His remarks, made at the World Economic Forum in Switzerland in January, were clearly targeted at those who want climate change to play a leading role on the G20 agenda, including Christine Lagarde, managing director of the International Monetary Fund, who told Australian television that the issue of climate change “must be dealt with.”
On Wednesday, Lord Nicholas Stern, professor of Economics and Government at London School of Economics and president of the British Academy, weighed in on the subject with an op-ed in Australia’s The Age newspaper.
“How Australia tackles the threat of climate change is of global importance as developing countries look to rich countries to set an example because of their better technologies and history of high emissions of greenhouse gases,” he wrote. “The international community is now gearing up for new agreement on climate change to be signed in Paris in 2015, after all countries, including Australia, agreed in 2010 that global emissions of greenhouse gases need to be cut sharply by 2050 in order to avoid the huge risks that would be associated with a rise in global average temperature of more than 2 C.”
The U.S. has also been highly critical of Abbott’s neglect to include climate change on the G20 agenda. President Obama’s G20 emissary, Caroline Atkinson, recently said that within the G20 there is a growing understanding of the importance of addressing climate and energy issues and that these issues also impact Australia’s economic growth priorities. Then this week, Heather Zichal, who up until recently was President Obama’s lead climate and energy adviser, said “Ignoring one of the biggest challenges we have ever faced is simply not an option … sitting out climate change negotiations is not in Australia’s or any other nations’ interest. It is a huge mistake.”
Zichal suggests that focusing on economic productivity could be the sweet spot that Australia could use to balance climate concerns and economic growth goals.
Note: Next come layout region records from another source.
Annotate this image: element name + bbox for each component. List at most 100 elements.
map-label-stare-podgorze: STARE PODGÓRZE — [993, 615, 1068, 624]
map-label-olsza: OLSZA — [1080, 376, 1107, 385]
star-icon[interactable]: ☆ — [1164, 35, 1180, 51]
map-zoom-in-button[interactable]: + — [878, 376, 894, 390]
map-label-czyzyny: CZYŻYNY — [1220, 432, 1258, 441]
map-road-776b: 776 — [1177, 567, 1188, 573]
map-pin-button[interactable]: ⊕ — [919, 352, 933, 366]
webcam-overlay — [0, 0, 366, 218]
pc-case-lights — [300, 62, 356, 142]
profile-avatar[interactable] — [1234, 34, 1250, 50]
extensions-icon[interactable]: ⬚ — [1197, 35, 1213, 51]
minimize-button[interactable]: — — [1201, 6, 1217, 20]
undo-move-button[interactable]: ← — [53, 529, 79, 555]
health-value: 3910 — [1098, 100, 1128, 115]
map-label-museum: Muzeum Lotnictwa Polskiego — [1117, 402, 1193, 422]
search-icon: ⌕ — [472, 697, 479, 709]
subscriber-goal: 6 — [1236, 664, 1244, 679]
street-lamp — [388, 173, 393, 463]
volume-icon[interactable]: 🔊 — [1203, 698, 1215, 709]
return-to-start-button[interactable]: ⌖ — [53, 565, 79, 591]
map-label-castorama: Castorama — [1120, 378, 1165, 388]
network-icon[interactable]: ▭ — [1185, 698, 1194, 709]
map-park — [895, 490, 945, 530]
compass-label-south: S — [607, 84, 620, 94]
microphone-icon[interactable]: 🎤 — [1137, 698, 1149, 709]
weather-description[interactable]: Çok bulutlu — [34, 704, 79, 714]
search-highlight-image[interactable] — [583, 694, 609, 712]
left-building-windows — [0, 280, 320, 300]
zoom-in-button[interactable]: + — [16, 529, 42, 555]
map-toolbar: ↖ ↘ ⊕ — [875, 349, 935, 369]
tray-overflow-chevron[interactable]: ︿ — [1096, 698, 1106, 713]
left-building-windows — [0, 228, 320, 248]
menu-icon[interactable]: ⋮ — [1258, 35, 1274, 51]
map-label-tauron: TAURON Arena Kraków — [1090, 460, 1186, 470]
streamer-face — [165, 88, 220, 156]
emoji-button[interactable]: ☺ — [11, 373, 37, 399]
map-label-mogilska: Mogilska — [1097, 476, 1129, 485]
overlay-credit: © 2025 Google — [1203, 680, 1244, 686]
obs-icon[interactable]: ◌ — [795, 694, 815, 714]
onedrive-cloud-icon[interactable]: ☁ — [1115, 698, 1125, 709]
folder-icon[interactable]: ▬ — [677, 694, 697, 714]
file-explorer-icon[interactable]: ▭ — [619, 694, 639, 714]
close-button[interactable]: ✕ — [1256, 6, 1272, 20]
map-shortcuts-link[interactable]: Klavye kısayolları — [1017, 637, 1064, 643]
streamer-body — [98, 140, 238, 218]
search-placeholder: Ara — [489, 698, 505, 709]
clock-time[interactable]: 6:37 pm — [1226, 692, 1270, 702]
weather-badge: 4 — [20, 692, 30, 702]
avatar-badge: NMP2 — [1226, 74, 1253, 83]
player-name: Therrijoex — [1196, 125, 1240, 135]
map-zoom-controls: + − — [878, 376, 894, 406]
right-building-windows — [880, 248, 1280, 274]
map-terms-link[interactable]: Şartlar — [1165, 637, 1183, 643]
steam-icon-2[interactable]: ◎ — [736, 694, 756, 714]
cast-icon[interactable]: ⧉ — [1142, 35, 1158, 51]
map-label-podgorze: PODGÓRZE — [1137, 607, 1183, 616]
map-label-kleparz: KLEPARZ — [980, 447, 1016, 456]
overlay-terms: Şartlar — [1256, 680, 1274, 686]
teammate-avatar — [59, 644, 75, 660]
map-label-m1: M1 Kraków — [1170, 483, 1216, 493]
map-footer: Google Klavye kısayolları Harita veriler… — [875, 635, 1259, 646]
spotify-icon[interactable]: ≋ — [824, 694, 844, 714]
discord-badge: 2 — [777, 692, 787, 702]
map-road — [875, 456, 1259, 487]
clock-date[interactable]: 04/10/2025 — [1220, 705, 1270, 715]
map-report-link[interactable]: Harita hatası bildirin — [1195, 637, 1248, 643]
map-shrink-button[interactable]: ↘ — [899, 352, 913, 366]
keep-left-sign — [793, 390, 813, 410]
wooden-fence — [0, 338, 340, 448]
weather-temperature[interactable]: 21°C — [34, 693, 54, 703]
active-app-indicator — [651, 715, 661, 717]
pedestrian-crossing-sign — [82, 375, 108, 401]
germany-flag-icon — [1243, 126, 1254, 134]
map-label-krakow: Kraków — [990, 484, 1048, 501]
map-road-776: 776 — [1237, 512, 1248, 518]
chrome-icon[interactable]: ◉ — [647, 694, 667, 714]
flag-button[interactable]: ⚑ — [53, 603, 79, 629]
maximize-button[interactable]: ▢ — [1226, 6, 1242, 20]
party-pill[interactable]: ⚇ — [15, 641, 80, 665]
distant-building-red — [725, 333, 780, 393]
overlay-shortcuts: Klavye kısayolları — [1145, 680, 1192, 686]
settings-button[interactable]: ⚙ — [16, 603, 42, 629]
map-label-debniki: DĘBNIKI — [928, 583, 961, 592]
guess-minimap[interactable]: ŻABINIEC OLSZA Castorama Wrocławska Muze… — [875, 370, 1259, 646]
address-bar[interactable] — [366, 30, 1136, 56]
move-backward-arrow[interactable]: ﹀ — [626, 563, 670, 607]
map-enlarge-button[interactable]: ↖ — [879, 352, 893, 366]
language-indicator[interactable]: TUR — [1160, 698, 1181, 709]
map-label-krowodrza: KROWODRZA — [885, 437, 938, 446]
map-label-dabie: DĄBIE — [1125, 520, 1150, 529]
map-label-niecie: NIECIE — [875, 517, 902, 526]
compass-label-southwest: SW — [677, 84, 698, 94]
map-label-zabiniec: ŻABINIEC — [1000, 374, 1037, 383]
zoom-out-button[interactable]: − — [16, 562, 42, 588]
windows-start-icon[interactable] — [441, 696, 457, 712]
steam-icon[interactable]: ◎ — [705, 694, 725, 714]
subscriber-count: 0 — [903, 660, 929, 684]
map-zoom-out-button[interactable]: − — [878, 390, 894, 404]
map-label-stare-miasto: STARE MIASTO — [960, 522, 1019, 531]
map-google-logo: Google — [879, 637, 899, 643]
Reducing pollution and emissions from power plants and imposing strong energy efficiency measures on transport and infrastructure can boost energy productivity, save money, create jobs, and reduce emissions. “Ultimately, across all economic sectors, energy productivity is the most reliable, cleanest, and cheapest resource,” Zichal said.
The G20 has acknowledged this, and in 2009, years before Abbott took the reins, the group pledged to abolish inefficient fossil fuel subsidies over the medium term because they “encourage wasteful consumption, distort markets, impede investment in clean energy sources and undermine efforts to deal with climate change.”
“Access to diverse, reliable, affordable and clean energy is critical for sustainable growth,” the statement reads. “Increasing clean and renewable energy supplies, improving energy efficiency, and promoting conservation are critical steps to protect our environment, promote sustainable growth and address the threat of climate change. Accelerated adoption of economically sound clean and renewable energy technology and energy efficiency measures diversifies our energy supplies and strengthens our energy security.”
The recent U.N. Intergovernmental Panel on Climate Change warned that soaring greenhouse gas emissions amplify risks of food insecurity, mass migration, and violent conflict — as well as potentially costing trillions of dollars in environmental damage. Australia is no stranger to this, having gone through record-breaking droughts and heatwaves in the last decade, and having many native flora and fauna already in danger — the signs are hard to ignore, even from an ivory tower like Tony Abbott’s. But things are even more dire in other areas of the world, like the nearby Pacific Islands.
The foreign minister of Marshall Islands, Tony de Brum, recently said he’s extremely disappointed by Australia’s approach to climate change. “They must set the tone for commitment, for progressive movement on climate change and not backpedal on commitments already made,” he said. “We’ve heard that in the upcoming G20 summit, Australia is going to leave climate change off the agenda because it did not want it cluttered with climate change issues — this is appalling.”